Run update21, if you haven't already, to create the cs21/labs/08 directory. Then cd into your cs21/labs/08 directory and create the python programs for lab 08 in this directory (handin21 looks for your lab 08 assignments in your cs21/labs/08 directory):

$ update21

$ cd cs21/labs/08
$ vim spellchecker.py
With the labs/08/ directory we are giving you an example ignorefile and document file you can use to test your program. You should test your program on other documents and ignore files as well.

As you create your own documents and ignore files for testing, make sure that there is a blank line at the very end.

Overview

For this assignment you will implement an automated spell checking program that uses both searching and sorting. You should continue to practice using top-down design, and focus on breaking up the problem into appropriate functions. Also be sure to test your program incrementally.

You will use a dictionary of words that is available in a file on our system to determine whether each word in the document is a valid word. However, some valid words like Swarthmore will not appear in this dictionary. Therefore you will need another file of words, created by you, that should also be considered correct.

The goal of your program is to report all misspelled words found in the document. For example, suppose you had the following document called letter:

Dear Sam,

How are you?  I'm fine, but I mis seeing you more oftn.  
Hope allis well with your family, especialy your brother. 
I'll be stoping by next Satuday when I get home from 
Swarthmore.  Love, Alice
And suppose that you have a file named ignore with the following contents (Alice and Sam are in the system dictionary file):
Swarthmore
WWW

Running the spell checker on this document should result in the following interaction with the user:
Enter filename of document to spell check: letter
Enter filename of list of words to ignore: ignore

The following errors were found by the spell checker:
mis
oftn
allis
especialy
stoping
Satuday

1. Looking up words in the standard dictionary

Focus initially on checking whether the words in the document are found in the standard dictionary.

Some notes on File I/O in Python

Implement and test this functionality before moving on to the next step.

2. Handling the words in the ignore file

Once you have the basic spell checking functionality implemented from above, you can add the ability to ignore other words not found in the dictionary. Many spell checking programs use this ignore list idea. The ignore list often contains proper nouns (e.g. Chopp), well known acronyms (e.g. WWW) that do not appear in a dictionary, but are also not misspellings.

With the lab starting point code is an example ignore file that you can add entries to. Just be sure to keep in the line break after the very last line in this file (just add new words in the middle to avoid making this change).


Requirements
  1. You should use Top-Down-Design in designing your program. Your main function should be short, containing calls to high-level functions that implement different parts of the larger program. Think about writing good generic functions that you can use in multiple places in your program.
  2. You must use Binary Search (don't use linear search)
  3. You must implement Bubble Sort (don't use another sorting algorithm)

Sample Output
This is sample output from the example document and ingorefile you grabbed with update21. Note:The first example is just the Part 1 solution, the second example is the full solution (both Parts 1 and 2).

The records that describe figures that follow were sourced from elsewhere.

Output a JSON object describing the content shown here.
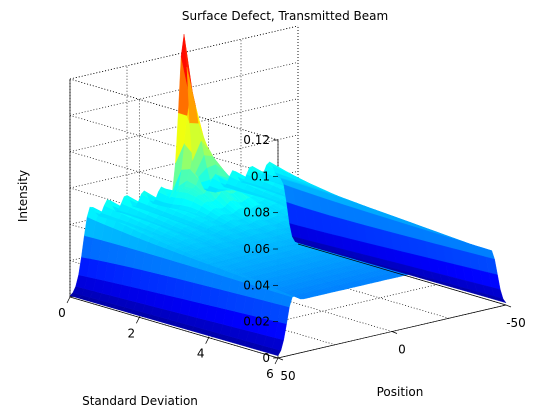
{
  "chart_data": {
    "type": "surface",
    "title": "Surface Defect, Transmitted Beam",
    "xlabel": "Position",
    "ylabel": "Standard Deviation",
    "zlabel": "Intensity",
    "x_ticks": [
      "-50",
      "0",
      "50"
    ],
    "y_ticks": [
      "0",
      "2",
      "4",
      "6"
    ],
    "z_ticks": [
      "0",
      "0.02",
      "0.04",
      "0.06",
      "0.08",
      "0.1",
      "0.12"
    ],
    "xlim": [
      -50,
      50
    ],
    "ylim": [
      0,
      6
    ],
    "zlim": [
      0,
      0.12
    ],
    "grid": true,
    "colormap": "jet",
    "colors": [
      "#00008f",
      "#0000ff",
      "#0080ff",
      "#00ffff",
      "#80ff80",
      "#ffff00",
      "#ff8000",
      "#ff0000",
      "#800000"
    ],
    "features": {
      "peak_intensity": 0.13,
      "peak_position": 0,
      "peak_std_dev": 0,
      "ridge_intensity": 0.045,
      "ridge_position_edges": [
        -45,
        45
      ]
    }
  }
}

The sample output is using the document and ignorefiles that you got with update21.

Part 1 Output:

$ python spellchecker.py

Enter filename of document to spell check: document

The following errors were found by the spell checker:

Swarthmore
WWW
Swarthmore's
students'
department:
Danner
Horner
Kelemen
Knerr
Lia
Meeden
Newhall
Rothera
Turnbull
Wicentowski

Part 2 Output:

$ python spellchecker.py

Enter filename of document to spell check: document
Enter filename of list of words to ignore: ignorefile

The following errors were found by the spell checker:

Swarthmore's
students'
department:
Lia

Optional Extenstions

Note:These are not required parts of the assignment.

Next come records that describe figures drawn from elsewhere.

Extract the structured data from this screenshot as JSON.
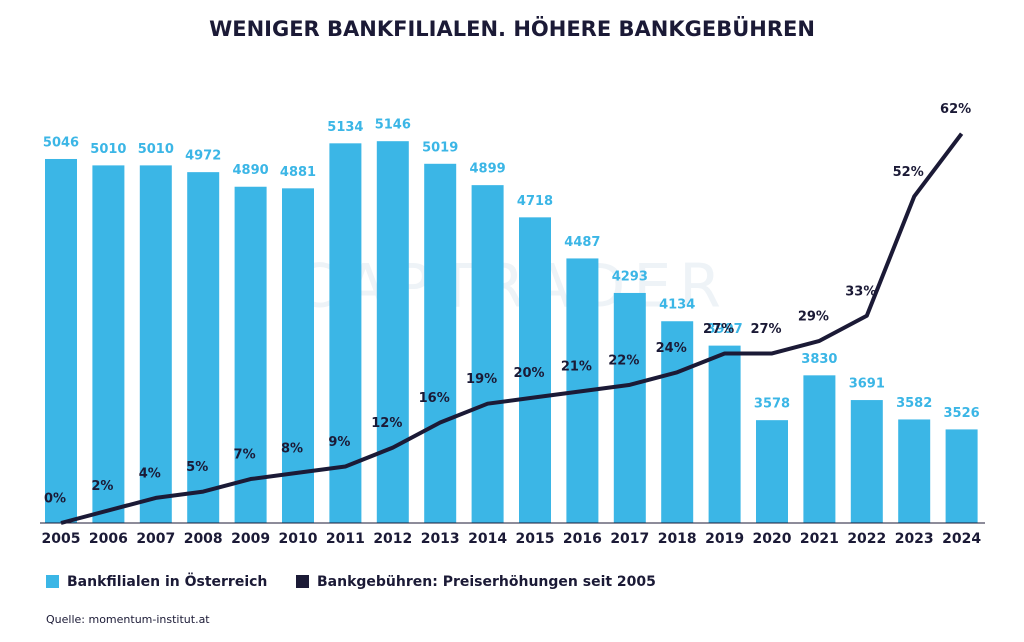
{
  "chart_data": {
    "type": "bar",
    "title": "WENIGER BANKFILIALEN. HÖHERE BANKGEBÜHREN",
    "watermark": "CAPTRADER",
    "source": "Quelle: momentum-institut.at",
    "categories": [
      "2005",
      "2006",
      "2007",
      "2008",
      "2009",
      "2010",
      "2011",
      "2012",
      "2013",
      "2014",
      "2015",
      "2016",
      "2017",
      "2018",
      "2019",
      "2020",
      "2021",
      "2022",
      "2023",
      "2024"
    ],
    "series": [
      {
        "name": "Bankfilialen in Österreich",
        "type": "bar",
        "color": "#3bb6e6",
        "values": [
          5046,
          5010,
          5010,
          4972,
          4890,
          4881,
          5134,
          5146,
          5019,
          4899,
          4718,
          4487,
          4293,
          4134,
          3997,
          3578,
          3830,
          3691,
          3582,
          3526
        ]
      },
      {
        "name": "Bankgebühren: Preiserhöhungen seit 2005",
        "type": "line",
        "axis": "y2",
        "color": "#1b1a36",
        "values": [
          0,
          2,
          4,
          5,
          7,
          8,
          9,
          12,
          16,
          19,
          20,
          21,
          22,
          24,
          27,
          27,
          29,
          33,
          52,
          62
        ],
        "value_labels": [
          "0%",
          "2%",
          "4%",
          "5%",
          "7%",
          "8%",
          "9%",
          "12%",
          "16%",
          "19%",
          "20%",
          "21%",
          "22%",
          "24%",
          "27%",
          "27%",
          "29%",
          "33%",
          "52%",
          "62%"
        ]
      }
    ],
    "ylim": [
      3000,
      5400
    ],
    "y2lim": [
      0,
      68
    ]
  }
}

Once you have the full functionality implemented and tested. You can try adding some additional features. Here are some suggestions:

  1. Change your program so that it only lists a misspelled word one time, rather than once per misspelled occurrence in the document.
  2. Handle words inside quotes and parentheses (i.e. "dogs" and (dogs) should be considered correctly spelled words.
  3. Ignore non-alphabetic collections of characters, like numbers.

These features should not be added by using the ignore file, but should be added to the spell checking functionality.

A good test case for these changes is something like the following that contains quotes, numbers, and parens:

Barak Obama said today, "I'm pleased with the passage of the Health
Care bill."  After 8 months of negotiations (which were sometimes
quite heated), the bill is a reality.
With the above features added, your program should indicate that this document has no misspelled words.
Submit

Once you are satisfied with your program, hand it in by typing handin21 in a terminal window.